As passionate and dedicated as I was to the Colby Dancers, I remember dreading our weekly club meetings, and not because of the “boring” official business stuff (even at age 19 I had a deep appreciation for process and structure). The club officers would present our latest ideas about club events or improving our offerings, only to have the other members (who were good friends of ours!) point out a million reasons why our proposed changes wouldn’t work.
“I like that idea, but....”
Obviously, no one loves having their ideas shot down, but what actually bothered me was that no one would propose other, better ideas. We’d explain the rationale behind our ideas and the problems we were looking to improve, and ask for new suggestions, only to hear silence.
That was my first experience with the common group phenomenon I call the overeager nay-sayer.
I’m sure you’ve encountered this in your work: to facilitate a change, a few people (maybe the leadership team or a special working group) will propose ideas to solve a problem that is affecting a larger group. Often this problem is something that people have been complaining about for weeks or months. But once an idea is put forward, the nay-saying starts, the idea is tabled, and status quo is resumed. And no one is any better off.
“I really wish we could do something about ....”
I’ve since learned a great technique to introduce organizational change with minimal nay-saying: appreciate inquiry.
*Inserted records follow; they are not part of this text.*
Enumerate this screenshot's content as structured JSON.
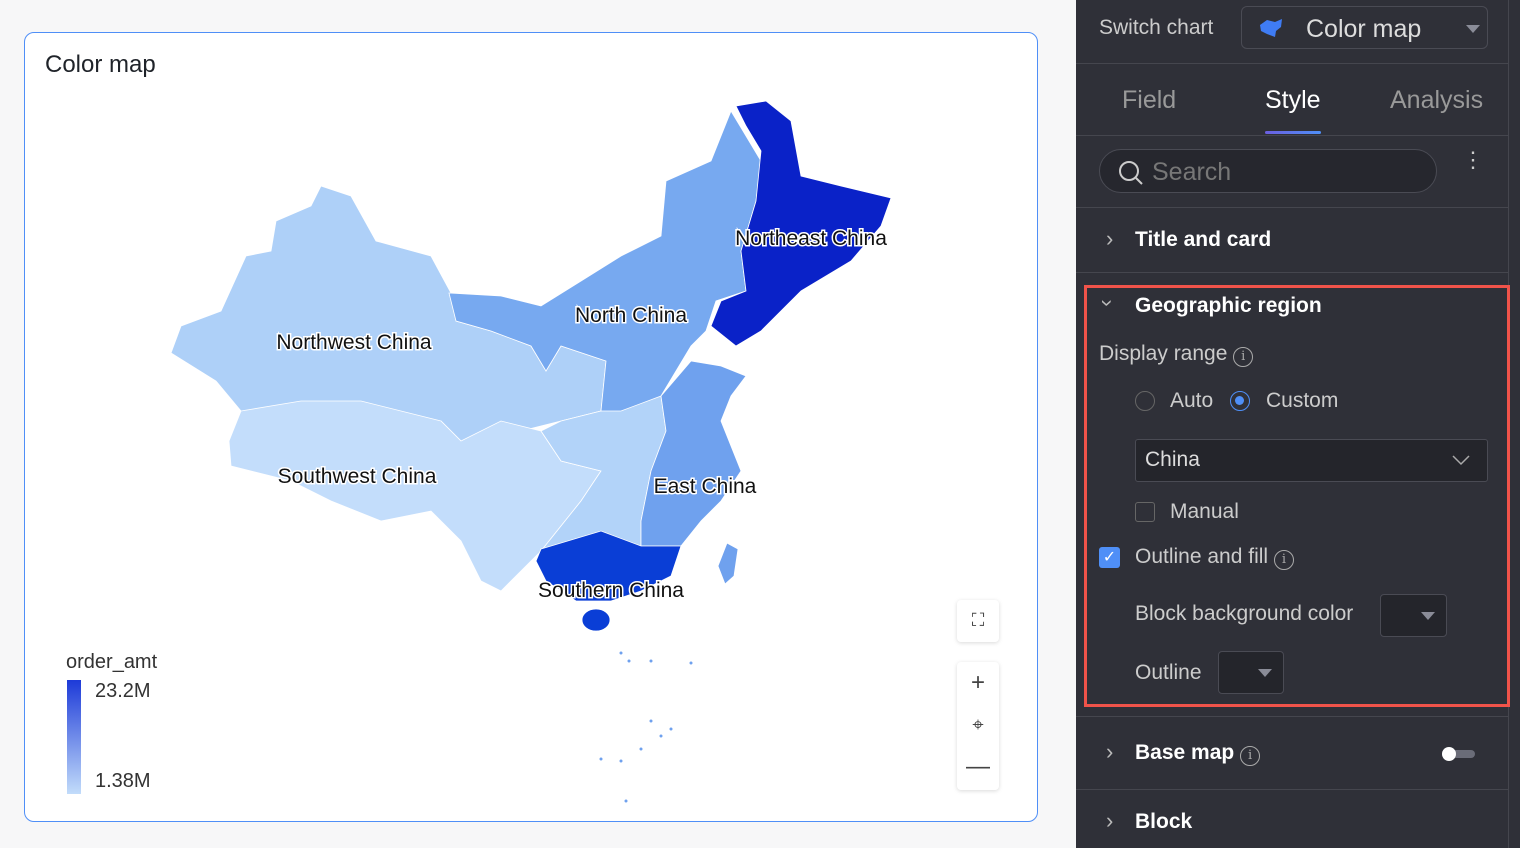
{
  "card": {
    "title": "Color map"
  },
  "map": {
    "regions": [
      {
        "name": "Northeast China",
        "color": "#0a22c8"
      },
      {
        "name": "North China",
        "color": "#77a9f0"
      },
      {
        "name": "Northwest China",
        "color": "#aed0f8"
      },
      {
        "name": "Southwest China",
        "color": "#c3ddfb"
      },
      {
        "name": "East China",
        "color": "#6fa1ee"
      },
      {
        "name": "Southern China",
        "color": "#0a3ed6"
      }
    ],
    "central_color": "#b2d3f9",
    "legend": {
      "title": "order_amt",
      "max": "23.2M",
      "min": "1.38M",
      "color_high": "#1d3ad8",
      "color_low": "#c2dcfa"
    },
    "controls": [
      "fullscreen-icon",
      "zoom-in-icon",
      "locate-icon",
      "zoom-out-icon"
    ]
  },
  "panel": {
    "switch_label": "Switch chart",
    "chart_type": "Color map",
    "tabs": [
      {
        "label": "Field"
      },
      {
        "label": "Style",
        "active": true
      },
      {
        "label": "Analysis"
      }
    ],
    "search_placeholder": "Search",
    "sections": {
      "title_card": "Title and card",
      "geo": "Geographic region",
      "display_range": "Display range",
      "auto": "Auto",
      "custom": "Custom",
      "region_value": "China",
      "manual": "Manual",
      "outline_fill": "Outline and fill",
      "block_bg": "Block background color",
      "outline": "Outline",
      "base_map": "Base map",
      "block": "Block"
    },
    "radio_selected": "Custom",
    "manual_checked": false,
    "outline_fill_checked": true,
    "base_map_on": false,
    "accent": "#4f8ff7",
    "highlight": "#f0534a"
  }
}
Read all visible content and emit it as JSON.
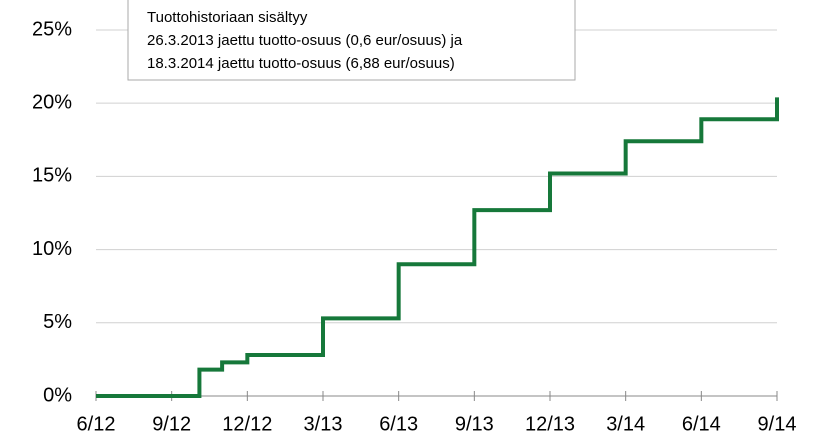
{
  "chart_data": {
    "type": "step-line",
    "annotation": [
      "Tuottohistoriaan sisältyy",
      "26.3.2013 jaettu tuotto-osuus (0,6 eur/osuus) ja",
      "18.3.2014 jaettu tuotto-osuus (6,88 eur/osuus)"
    ],
    "x": [
      0,
      4.1,
      5,
      6,
      9,
      12,
      15,
      18,
      21,
      24,
      27
    ],
    "series": [
      {
        "color": "#16783a",
        "values": [
          0,
          1.8,
          2.3,
          2.8,
          5.3,
          9.0,
          12.7,
          15.2,
          17.4,
          18.9,
          20.4
        ]
      }
    ],
    "xlim": [
      0,
      27
    ],
    "xticks": [
      {
        "value": 0,
        "label": "6/12"
      },
      {
        "value": 3,
        "label": "9/12"
      },
      {
        "value": 6,
        "label": "12/12"
      },
      {
        "value": 9,
        "label": "3/13"
      },
      {
        "value": 12,
        "label": "6/13"
      },
      {
        "value": 15,
        "label": "9/13"
      },
      {
        "value": 18,
        "label": "12/13"
      },
      {
        "value": 21,
        "label": "3/14"
      },
      {
        "value": 24,
        "label": "6/14"
      },
      {
        "value": 27,
        "label": "9/14"
      }
    ],
    "ylim": [
      0,
      27
    ],
    "yticks": [
      {
        "value": 0,
        "label": "0%"
      },
      {
        "value": 5,
        "label": "5%"
      },
      {
        "value": 10,
        "label": "10%"
      },
      {
        "value": 15,
        "label": "15%"
      },
      {
        "value": 20,
        "label": "20%"
      },
      {
        "value": 25,
        "label": "25%"
      }
    ],
    "grid": true
  }
}
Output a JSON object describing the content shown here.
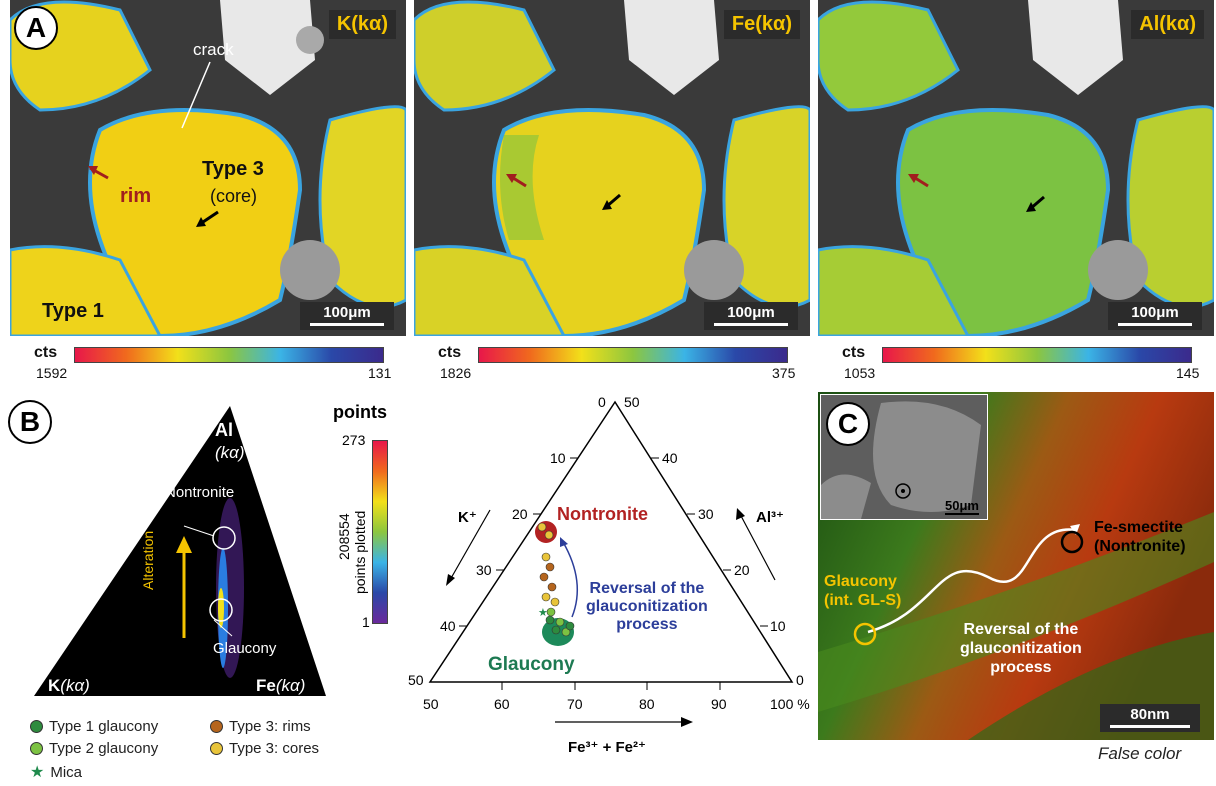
{
  "panel_a": {
    "label": "A",
    "maps": [
      {
        "title": "K(kα)",
        "scale": "100μm",
        "cts_label": "cts",
        "cts_max": "1592",
        "cts_min": "131"
      },
      {
        "title": "Fe(kα)",
        "scale": "100μm",
        "cts_label": "cts",
        "cts_max": "1826",
        "cts_min": "375"
      },
      {
        "title": "Al(kα)",
        "scale": "100μm",
        "cts_label": "cts",
        "cts_max": "1053",
        "cts_min": "145"
      }
    ],
    "annotations": {
      "crack": "crack",
      "rim": "rim",
      "type3": "Type 3",
      "core": "(core)",
      "type1": "Type 1"
    }
  },
  "panel_b": {
    "label": "B",
    "apex_top": "Al",
    "apex_top_sub": "(kα)",
    "apex_left": "K",
    "apex_left_sub": "(kα)",
    "apex_right": "Fe",
    "apex_right_sub": "(kα)",
    "nontronite": "Nontronite",
    "glaucony": "Glaucony",
    "alteration": "Alteration",
    "points_title": "points",
    "points_max": "273",
    "points_mid": "208554",
    "points_axis": "points plotted",
    "points_min": "1",
    "legend": [
      {
        "label": "Type 1 glaucony",
        "color": "#2e8b3e",
        "shape": "dot"
      },
      {
        "label": "Type 3: rims",
        "color": "#b5651d",
        "shape": "dot"
      },
      {
        "label": "Type 2 glaucony",
        "color": "#7cc242",
        "shape": "dot"
      },
      {
        "label": "Type 3: cores",
        "color": "#e8c43a",
        "shape": "dot"
      },
      {
        "label": "Mica",
        "color": "#1f8a4c",
        "shape": "star"
      }
    ]
  },
  "ternary": {
    "left_ticks": [
      "0",
      "10",
      "20",
      "30",
      "40",
      "50"
    ],
    "right_ticks": [
      "50",
      "40",
      "30",
      "20",
      "10",
      "0"
    ],
    "bottom_ticks": [
      "50",
      "60",
      "70",
      "80",
      "90",
      "100 %"
    ],
    "k_label": "K⁺",
    "al_label": "Al³⁺",
    "fe_label": "Fe³⁺ + Fe²⁺",
    "nontronite": "Nontronite",
    "glaucony": "Glaucony",
    "reversal_line1": "Reversal of the",
    "reversal_line2": "glauconitization",
    "reversal_line3": "process"
  },
  "panel_c": {
    "label": "C",
    "inset_scale": "50μm",
    "fe_smectite_line1": "Fe-smectite",
    "fe_smectite_line2": "(Nontronite)",
    "glaucony_line1": "Glaucony",
    "glaucony_line2": "(int. GL-S)",
    "reversal_line1": "Reversal of the",
    "reversal_line2": "glauconitization",
    "reversal_line3": "process",
    "scale": "80nm",
    "false_color": "False color"
  }
}
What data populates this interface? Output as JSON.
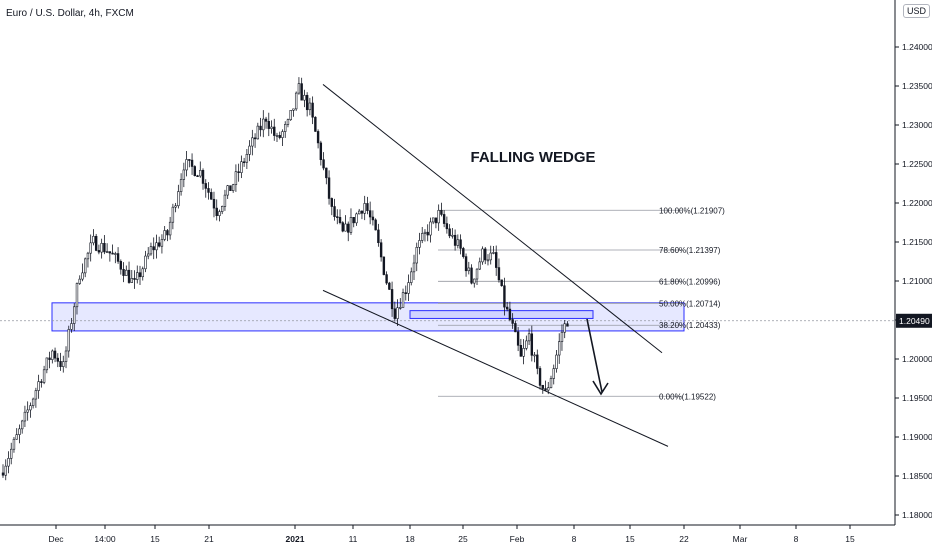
{
  "header": {
    "symbol_title": "Euro / U.S. Dollar, 4h, FXCM",
    "currency_button": "USD"
  },
  "price_axis": {
    "ticks": [
      "1.24000",
      "1.23500",
      "1.23000",
      "1.22500",
      "1.22000",
      "1.21500",
      "1.21000",
      "1.20500",
      "1.20000",
      "1.19500",
      "1.19000",
      "1.18500",
      "1.18000"
    ],
    "last_price_label": "1.20490",
    "last_price": 1.2049,
    "colors": {
      "last_price_bg": "#131722"
    }
  },
  "time_axis": {
    "ticks": [
      "Dec",
      "14:00",
      "15",
      "21",
      "2021",
      "11",
      "18",
      "25",
      "Feb",
      "8",
      "15",
      "22",
      "Mar",
      "8",
      "15"
    ],
    "bold_ticks": [
      "2021"
    ]
  },
  "annotations": {
    "pattern_label": "FALLING WEDGE"
  },
  "fibonacci": {
    "levels": [
      {
        "label": "100.00%(1.21907)",
        "price": 1.21907
      },
      {
        "label": "78.60%(1.21397)",
        "price": 1.21397
      },
      {
        "label": "61.80%(1.20996)",
        "price": 1.20996
      },
      {
        "label": "50.00%(1.20714)",
        "price": 1.20714
      },
      {
        "label": "38.20%(1.20433)",
        "price": 1.20433
      },
      {
        "label": "0.00%(1.19522)",
        "price": 1.19522
      }
    ]
  },
  "zones": {
    "support_resistance": {
      "price_top": 1.2072,
      "price_bottom": 1.2036
    },
    "inner_box": {
      "price_top": 1.2062,
      "price_bottom": 1.2052
    }
  },
  "colors": {
    "candle": "#131722",
    "zone_fill": "rgba(90,100,255,0.15)",
    "zone_stroke": "#2a2eff",
    "trendline": "#131722",
    "fib_line": "#9598a1"
  },
  "chart_data": {
    "type": "candlestick",
    "title": "Euro / U.S. Dollar, 4h, FXCM",
    "ylim": [
      1.1775,
      1.2425
    ],
    "y_ticks": [
      1.18,
      1.185,
      1.19,
      1.195,
      1.2,
      1.205,
      1.21,
      1.215,
      1.22,
      1.225,
      1.23,
      1.235,
      1.24
    ],
    "x_ticks": [
      "Dec",
      "14:00",
      "15",
      "21",
      "2021",
      "11",
      "18",
      "25",
      "Feb",
      "8",
      "15",
      "22",
      "Mar",
      "8",
      "15"
    ],
    "grid": false,
    "close_path": [
      [
        0,
        1.186
      ],
      [
        7,
        1.1915
      ],
      [
        13,
        1.197
      ],
      [
        18,
        1.201
      ],
      [
        22,
        1.199
      ],
      [
        28,
        1.211
      ],
      [
        33,
        1.215
      ],
      [
        38,
        1.214
      ],
      [
        43,
        1.212
      ],
      [
        48,
        1.2095
      ],
      [
        54,
        1.214
      ],
      [
        60,
        1.216
      ],
      [
        66,
        1.225
      ],
      [
        72,
        1.224
      ],
      [
        78,
        1.219
      ],
      [
        84,
        1.2225
      ],
      [
        90,
        1.227
      ],
      [
        96,
        1.231
      ],
      [
        100,
        1.228
      ],
      [
        104,
        1.23
      ],
      [
        108,
        1.2345
      ],
      [
        112,
        1.232
      ],
      [
        116,
        1.226
      ],
      [
        120,
        1.219
      ],
      [
        124,
        1.216
      ],
      [
        128,
        1.218
      ],
      [
        132,
        1.22
      ],
      [
        136,
        1.216
      ],
      [
        140,
        1.21
      ],
      [
        143,
        1.206
      ],
      [
        147,
        1.209
      ],
      [
        151,
        1.214
      ],
      [
        155,
        1.2165
      ],
      [
        159,
        1.2185
      ],
      [
        163,
        1.216
      ],
      [
        167,
        1.214
      ],
      [
        171,
        1.21
      ],
      [
        175,
        1.2135
      ],
      [
        179,
        1.213
      ],
      [
        183,
        1.207
      ],
      [
        186,
        1.204
      ],
      [
        189,
        1.2
      ],
      [
        192,
        1.203
      ],
      [
        195,
        1.198
      ],
      [
        198,
        1.1955
      ],
      [
        201,
        1.199
      ],
      [
        204,
        1.2035
      ],
      [
        206,
        1.205
      ]
    ],
    "lines": [
      {
        "name": "",
        "points": [
          [
            120,
            1.2352
          ],
          [
            252,
            1.2008
          ]
        ]
      },
      {
        "name": "",
        "points": [
          [
            120,
            1.2088
          ],
          [
            248,
            1.1888
          ]
        ]
      }
    ]
  }
}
The idea behind appreciate inquiry is that it’s much easier to get people on board for change and open to new ideas when you start the discussion with “what’s working well?” as opposed to “what’s not working?” You get people talking about what they like about the status quo, how the current method of doing things benefits them, and how you can expand on these positive aspects.
This strategy has two immediate benefits:
The group starts off in a good mood because you are talking about positive experiences and outcomes.
The earliest nuggets of ideas for improvement come from the group, and these organic, spontaneous suggestions are less threatening than proposed, fully formed ideas that came from an authority (whether real or perceived).
The great thing about appreciate inquiry is that often the conversation about what’s good indirectly highlights what’s not-so-good, since they are two sides of the same coin. Then you can get consensus on how and why change would help everyone, and you can start narrowing down the options and plan a course of action. I wish I knew about appreciative inquiry back in my college days. We could have danced our way to organizational change much more effectively.